During a telephone interview on 05/03/23 at 12:30 PM, Staff U, OB Medical Director, stated that assessment of a patient in the OB unit was focused on their presenting complaint and would typically include an evaluation for swelling, pain and listening to heart and lung sounds. Any abnormal findings were forwarded during communication with the physician. Staff U stated that any pregnant patient beyond 20 weeks gestation who presented to the hospital was sent to the OB unit and that if their complaint was determined non-OB, the patient may be referred back to the ED.
During an interview on 05/03/23 at 9:00 AM, Staff D, ED Manager, stated that if a patient presented to the ED, was more than 20 weeks gestation and complaints were potentially labor-related; the patient was sent to the OB unit for further evaluation. Staff D stated that potential labor patients were the only pregnant patients sent to OB through the ED.

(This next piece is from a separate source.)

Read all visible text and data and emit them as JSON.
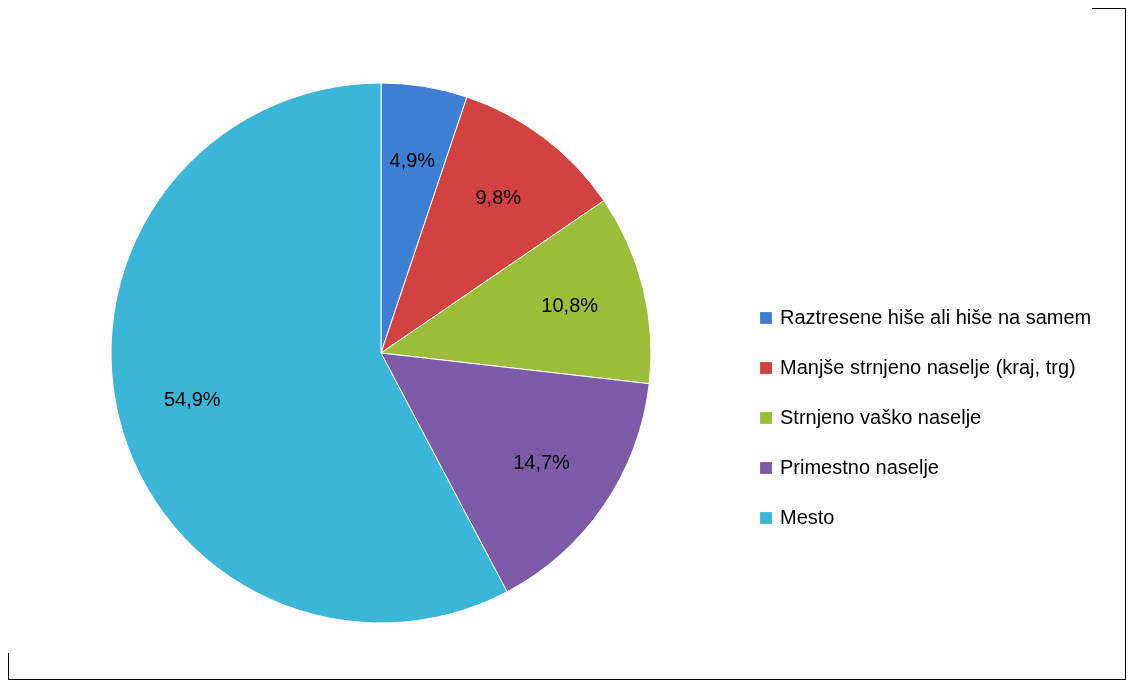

During an interview on 05/03/23 at 11:05 AM, Staff T, RN, stated that the physical assessment of patients who presented to the OB unit for triage was dependent upon their chief complaint or the reason for their referral to the unit. A patient with a concern for pregnancy induced hypertension would have an assessment which included lung sounds and reflexes. Patients were not always seen face-to-face by a physician. The nurse received additional orders after informing the physician of the complaint of the patient, focused assessment and examination of the patient and the results of any tests completed from the order set.
During an interview on 05/03/23 at 1:10 PM, Staff K, OB Director of Nursing, stated that patients with a medical condition could go through the ED where they were triaged and evaluated to determine if the complaint was pregnancy-related. The examination was completed in the ED if the condition was not obstetric-related.